Khairy quickly responded, apologising for the error, and explaining that there was no malice intended.
Since then, even Wisma Putra, Malaysia’s foreign ministry, has weighed in with an official apology to the Indonesian government on the matter.
Social media has also been fired up on the issue, with Indonesians and Malaysians alike using the hashtag #ShameonyouMalaysia, which soon became a trending topic online.
The fact that this is a regional sporting event and involves neighbouring countries with close ties, both personal and at the governmental level, has only amplified the error.
However, as far as sporting events are concerned, it is not as big a stage for such blunders.
Anything from the use of wrong flags to incorrect national anthems have occurred in the biggest international sporting stage of all, the Olympic Games.
At the Olympics held in Rio de Janeiro, Brazil in August last year, the flag for China during the medal ceremonies of two events were found to be wrong.
Reuters reported that the stars on the Chinese flags raised during the swimming and shooting medal ceremonies were incorrectly positioned.

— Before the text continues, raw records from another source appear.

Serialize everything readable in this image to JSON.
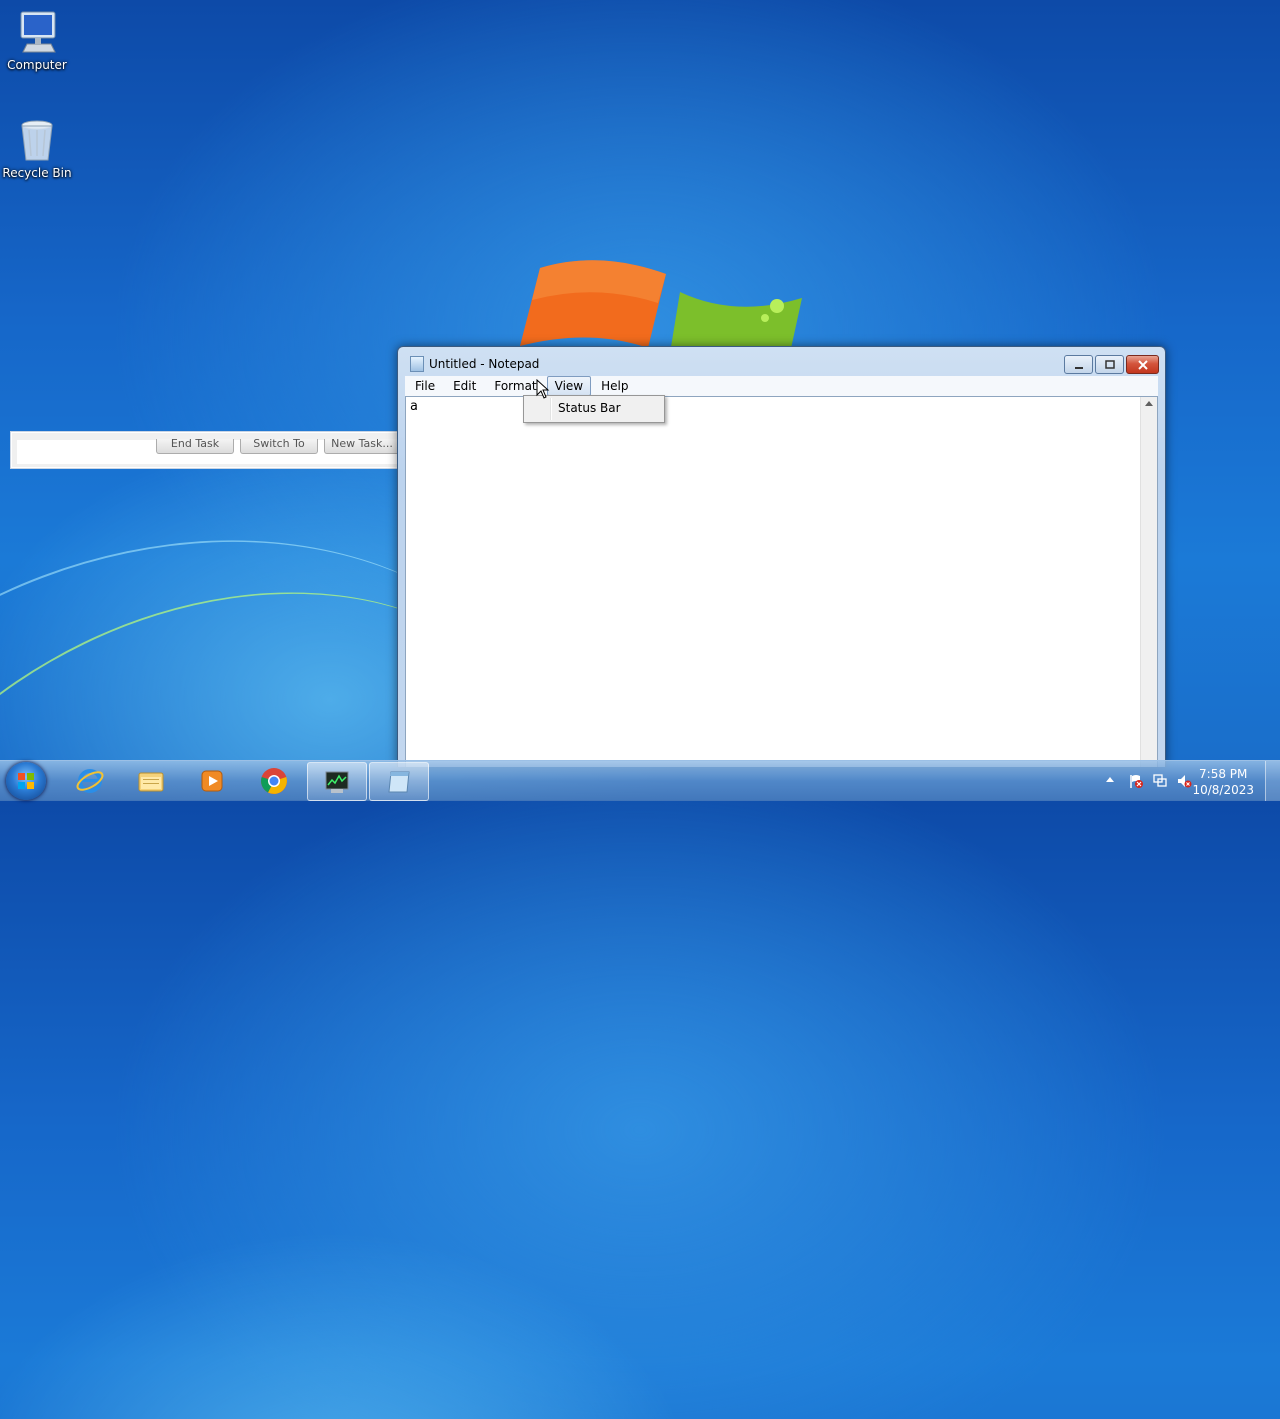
{
  "desktop": {
    "icons": [
      {
        "label": "Computer",
        "icon": "computer-icon"
      },
      {
        "label": "Recycle Bin",
        "icon": "recycle-bin-icon"
      }
    ]
  },
  "task_manager": {
    "buttons": [
      "End Task",
      "Switch To",
      "New Task..."
    ]
  },
  "notepad": {
    "title": "Untitled - Notepad",
    "menu": [
      "File",
      "Edit",
      "Format",
      "View",
      "Help"
    ],
    "active_menu": "View",
    "content": "a",
    "view_menu": {
      "items": [
        "Status Bar"
      ]
    }
  },
  "taskbar": {
    "pinned": [
      {
        "name": "internet-explorer",
        "icon": "ie-icon"
      },
      {
        "name": "windows-explorer",
        "icon": "folder-icon"
      },
      {
        "name": "media-player",
        "icon": "media-player-icon"
      },
      {
        "name": "chrome",
        "icon": "chrome-icon"
      },
      {
        "name": "task-manager",
        "icon": "task-manager-icon"
      },
      {
        "name": "notepad",
        "icon": "notepad-icon"
      }
    ],
    "clock": {
      "time": "7:58 PM",
      "date": "10/8/2023"
    }
  },
  "colors": {
    "desktop_blue": "#1667c9",
    "close_red": "#c2361e",
    "menu_highlight": "#d5e3f3"
  }
}
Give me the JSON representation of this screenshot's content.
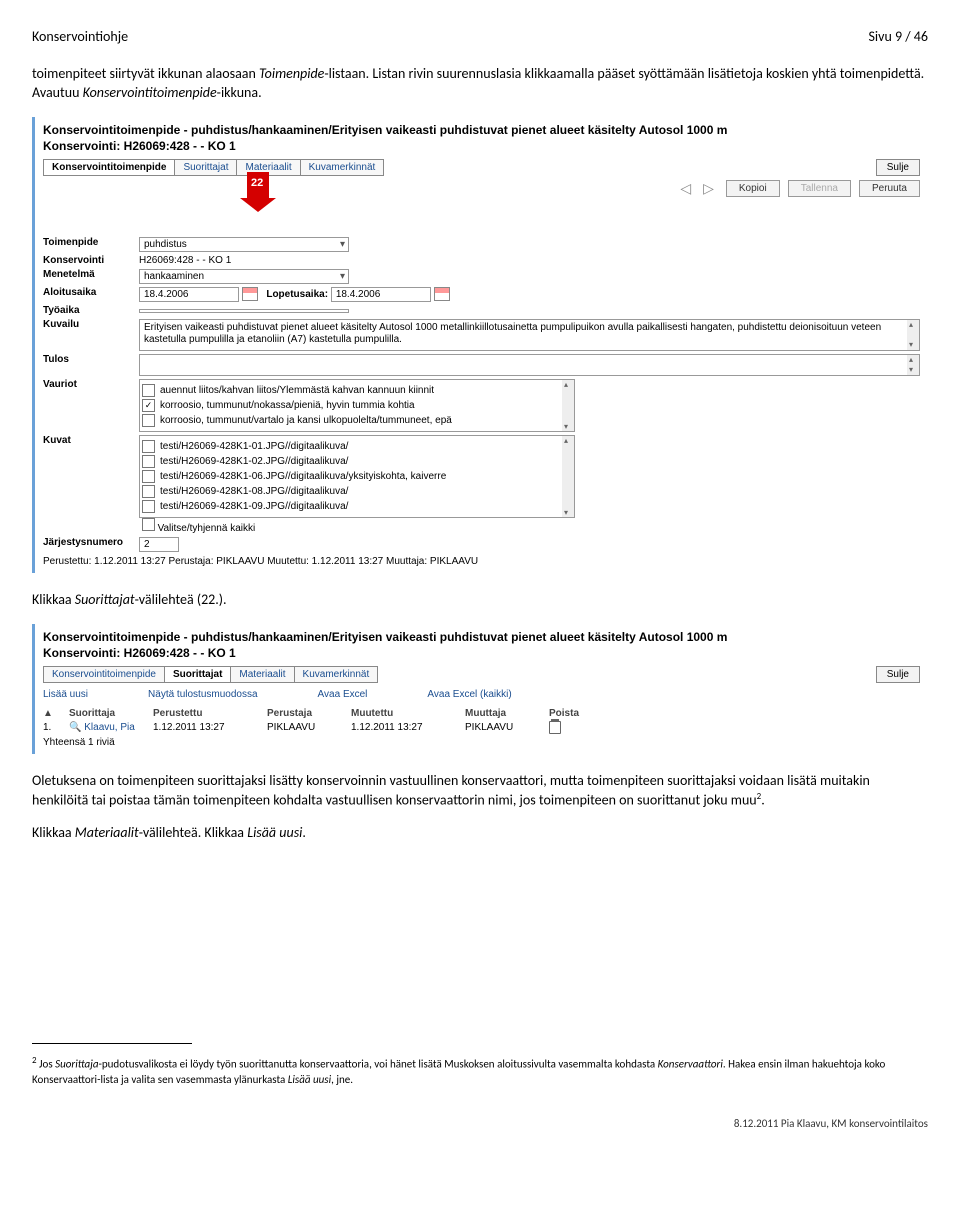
{
  "header": {
    "title": "Konservointiohje",
    "page": "Sivu 9 / 46"
  },
  "para1_a": "toimenpiteet siirtyvät ikkunan alaosaan ",
  "para1_b": "Toimenpide",
  "para1_c": "-listaan. Listan rivin suurennuslasia klikkaamalla pääset syöttämään lisätietoja koskien yhtä toimenpidettä. Avautuu ",
  "para1_d": "Konservointitoimenpide",
  "para1_e": "-ikkuna.",
  "shot1": {
    "title": "Konservointitoimenpide  - puhdistus/hankaaminen/Erityisen vaikeasti puhdistuvat pienet alueet käsitelty Autosol 1000 m",
    "sub": "Konservointi: H26069:428 - - KO 1",
    "tabs": [
      "Konservointitoimenpide",
      "Suorittajat",
      "Materiaalit",
      "Kuvamerkinnät"
    ],
    "sulje": "Sulje",
    "btns": {
      "kopioi": "Kopioi",
      "tallenna": "Tallenna",
      "peruuta": "Peruuta"
    },
    "arrow_num": "22",
    "labels": {
      "toim": "Toimenpide",
      "kons": "Konservointi",
      "mene": "Menetelmä",
      "aloi": "Aloitusaika",
      "lope": "Lopetusaika:",
      "tyo": "Työaika",
      "kuva": "Kuvailu",
      "tulos": "Tulos",
      "vaur": "Vauriot",
      "kuvat": "Kuvat",
      "jarj": "Järjestysnumero"
    },
    "vals": {
      "toim": "puhdistus",
      "kons": "H26069:428 - - KO 1",
      "mene": "hankaaminen",
      "aloi": "18.4.2006",
      "lope": "18.4.2006",
      "kuvailu": "Erityisen vaikeasti puhdistuvat pienet alueet käsitelty Autosol 1000 metallinkiillotusainetta pumpulipuikon avulla paikallisesti hangaten, puhdistettu deionisoituun veteen kastetulla pumpulilla ja etanoliin (A7) kastetulla pumpulilla.",
      "jarj": "2"
    },
    "vauriot": [
      {
        "chk": false,
        "txt": "auennut liitos/kahvan liitos/Ylemmästä kahvan kannuun kiinnit"
      },
      {
        "chk": true,
        "txt": "korroosio, tummunut/nokassa/pieniä, hyvin tummia kohtia"
      },
      {
        "chk": false,
        "txt": "korroosio, tummunut/vartalo ja kansi ulkopuolelta/tummuneet, epä"
      }
    ],
    "kuvat": [
      "testi/H26069-428K1-01.JPG//digitaalikuva/",
      "testi/H26069-428K1-02.JPG//digitaalikuva/",
      "testi/H26069-428K1-06.JPG//digitaalikuva/yksityiskohta, kaiverre",
      "testi/H26069-428K1-08.JPG//digitaalikuva/",
      "testi/H26069-428K1-09.JPG//digitaalikuva/"
    ],
    "valitse": "Valitse/tyhjennä kaikki",
    "audit": "Perustettu: 1.12.2011 13:27 Perustaja: PIKLAAVU Muutettu: 1.12.2011 13:27 Muuttaja: PIKLAAVU"
  },
  "para2_a": "Klikkaa ",
  "para2_b": "Suorittajat",
  "para2_c": "-välilehteä (22.).",
  "shot2": {
    "title": "Konservointitoimenpide  - puhdistus/hankaaminen/Erityisen vaikeasti puhdistuvat pienet alueet käsitelty Autosol 1000 m",
    "sub": "Konservointi: H26069:428 - - KO 1",
    "tabs": [
      "Konservointitoimenpide",
      "Suorittajat",
      "Materiaalit",
      "Kuvamerkinnät"
    ],
    "sulje": "Sulje",
    "links": {
      "lisaa": "Lisää uusi",
      "nayta": "Näytä tulostusmuodossa",
      "excel": "Avaa Excel",
      "excelall": "Avaa Excel (kaikki)"
    },
    "cols": [
      "▲",
      "Suorittaja",
      "Perustettu",
      "Perustaja",
      "Muutettu",
      "Muuttaja",
      "Poista"
    ],
    "row": {
      "n": "1.",
      "mag": "🔍",
      "name": "Klaavu, Pia",
      "per": "1.12.2011 13:27",
      "perj": "PIKLAAVU",
      "muu": "1.12.2011 13:27",
      "muuj": "PIKLAAVU"
    },
    "sum": "Yhteensä 1 riviä"
  },
  "para3": "Oletuksena on toimenpiteen suorittajaksi lisätty konservoinnin vastuullinen konservaattori, mutta toimenpiteen suorittajaksi voidaan lisätä muitakin henkilöitä tai poistaa tämän toimenpiteen kohdalta vastuullisen konservaattorin nimi, jos toimenpiteen on suorittanut joku muu",
  "para3_sup": "2",
  "para3_end": ".",
  "para4_a": "Klikkaa ",
  "para4_b": "Materiaalit",
  "para4_c": "-välilehteä. Klikkaa ",
  "para4_d": "Lisää uusi",
  "para4_e": ".",
  "footnote": {
    "n": "2",
    "a": " Jos ",
    "b": "Suorittaja",
    "c": "-pudotusvalikosta ei löydy työn suorittanutta konservaattoria, voi hänet lisätä Muskoksen aloitussivulta vasemmalta kohdasta ",
    "d": "Konservaattori",
    "e": ". Hakea ensin ilman hakuehtoja koko Konservaattori-lista ja valita sen vasemmasta ylänurkasta ",
    "f": "Lisää uusi",
    "g": ", jne."
  },
  "footer": "8.12.2011 Pia Klaavu, KM konservointilaitos"
}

It was even worse at the London Games in 2012, when the entire North Korean women’s football team left the pitch prior to a match, after the screens showed the South Korean flag next to each player.
Reuters reported how then president of the International Olympic Committee Jacques Rogge said that there had been no political connotation.
“It was a simple human mistake,” he was quoted as saying.
Earlier this year, however, some Russian athletes brushed aside the wrong anthem being played during a medal ceremony at an international sporting event in Europe.
At the biathlon world championships in Hochfilzen, Austria in February, the Russian athletes who had won gold realised that the tune being played was the wrong version of the Russian anthem.
The music was promptly stopped and taking the cue, the Russians started singing the right anthem acapella.